May the force be with you

27 September 2019

This year, the Ogden primary team will be delivering Phizzi Forces CPD across our primary partnership schools. The final ‘train the trainer’ event has taken place and the first Phizzi CPD session will be happening at the start of October.

“The trainers are excited by the programme and we are really happy with the work that we have done in developing the enquiries and resources,” says Jackie Flaherty, Teaching and Learning Lead for the Trust.

“The Phizzi Forces programme was first delivered to partnership schools four years ago,” continues Jackie. “This time around, we have included more focus on the progression of children’s scientific ideas and considered more closely how the topic of forces can be used to develop working scientifically skills across the year groups. We are looking forward to hearing about the impact that this programme has on teaching and learning in the classroom.”

If you are not part of a primary partnership, applications are currently open for new partnerships starting in 2020. We also have lots of forces resources freely available right now on our website.

Forces resources for primary science

Forces in EYFS

At this age, children are very aware of the effects of forces around them and are beginning to make their own sense of the world. Enquiries that explore how things move and change shape encourage children to be curious, observe the world, ask questions and begin to develop their own scientific ideas.

Partnership schools can access Science Talk – our Ogden EYFS CPD, which includes 39 activity cards to support science enquiry with the youngest learners in the school. The cards include a step-by-step activity guide, list of resources, key questions and relevant early learning goals. A taster from our EYFS programme can be downloaded from our website.


Forces in KS1

Forces are often overlooked in KS1 because they are not explicitly mentioned; however, push and pull are both included in the common exception words for Year 1 in the National Curriculum and the Year 2 science curriculum states that children should be taught to find out how the shapes of some solid objects can be changed by squashing, bending, twisting and stretching.

There are some great enquiries that enable children to make simple measurements to answer scientific questions, such as: pulling stretchy toys, plastic bags and fabrics to see which is the stretchiest; and putting masses on marshmallows, sponges and modelling clay to see which is the easiest to squash.

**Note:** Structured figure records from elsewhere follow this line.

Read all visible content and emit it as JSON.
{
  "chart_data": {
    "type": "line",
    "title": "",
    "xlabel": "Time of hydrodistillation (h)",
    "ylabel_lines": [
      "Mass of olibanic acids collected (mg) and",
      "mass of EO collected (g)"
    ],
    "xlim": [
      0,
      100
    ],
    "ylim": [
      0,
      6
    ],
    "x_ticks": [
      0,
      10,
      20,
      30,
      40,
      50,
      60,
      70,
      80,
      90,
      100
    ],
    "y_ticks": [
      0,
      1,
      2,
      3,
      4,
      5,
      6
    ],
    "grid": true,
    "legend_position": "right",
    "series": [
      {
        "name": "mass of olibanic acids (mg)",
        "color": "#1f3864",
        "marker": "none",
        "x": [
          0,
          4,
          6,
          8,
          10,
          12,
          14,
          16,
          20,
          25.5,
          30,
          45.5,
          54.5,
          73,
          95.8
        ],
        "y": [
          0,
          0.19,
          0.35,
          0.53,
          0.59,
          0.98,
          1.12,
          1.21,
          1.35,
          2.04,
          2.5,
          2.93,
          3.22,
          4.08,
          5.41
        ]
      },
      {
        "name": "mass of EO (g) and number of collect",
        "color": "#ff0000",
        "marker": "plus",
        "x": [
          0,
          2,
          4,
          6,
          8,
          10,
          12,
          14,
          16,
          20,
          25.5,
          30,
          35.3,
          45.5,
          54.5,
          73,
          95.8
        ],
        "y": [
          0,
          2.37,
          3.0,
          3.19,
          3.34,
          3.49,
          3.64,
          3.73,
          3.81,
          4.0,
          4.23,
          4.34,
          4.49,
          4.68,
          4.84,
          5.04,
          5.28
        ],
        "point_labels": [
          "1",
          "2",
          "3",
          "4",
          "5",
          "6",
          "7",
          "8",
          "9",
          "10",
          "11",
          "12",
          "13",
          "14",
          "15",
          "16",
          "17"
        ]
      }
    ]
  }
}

Why not encourage young investigators to explore how changing the shape of materials affects how they move with our Phizzi practical – forces and flight or ask them to apply their mathematical skills while exploring the magnetic properties of materials to help them make a magnetic fishing game or fridge magnet with our Phizzi problem solving activities?

Exploring forces and materials provides an ideal opportunity to encourage children to apply their knowledge to some simple problem solving: why not set some team challenges such as building the tallest tower or the longest/strongest bridge? To develop these activities into deeper thematic learning experiences, take a look at our Scientific ideas over time card games that investigate the history of the tallest buildings and the longest bridges ever built.


Forces in lower KS2

As children move into KS2 they need to be provided with opportunities to identify and name the different types of forces that they see acting around them. In doing this, they will begin to group and classify forces in those that are contact forces and those that are non-contact forces. Our Research cards on friction can be used to add depth to children’s understanding of friction and to support research enquiries exploring how our ideas about friction have changed over time.

You could also try to tackle the friction challenge set by Dr Melanie Windridge with our Slippy Shoes resource.

You could also ask children to make a magnetic racing game with our Phizzi problem solving resource. This forces-themed practical activity encourages children to be creative and also identifies some of the mathematical reasoning that children can apply to further develop their science learning.


Forces in upper KS2

As children in upper KS2 prepare for the transition to secondary school they will be securing and adding depth to their understanding of forces by carrying out more analytical enquiries in the form of comparative tests and fair tests. Children will plan and carry out enquiries to develop a better understanding of friction, air resistance and water resistance and how these forces affect how things move. They will also be developing their understanding of the effects of the force due to gravity.

You can support children’s learning about gravity with our research cards or explore how the force of gravity varies around the solar system with our Phizzi practical: planetary picnic. Other resources linking the topics of Earth & space and forces include our Phizzi practical: making a magnetometer and Phizzi problem solving: magnetometer. Using these activities children can construct their own magnetometer and use it to observe changes in the Earth’s magnetic field over time.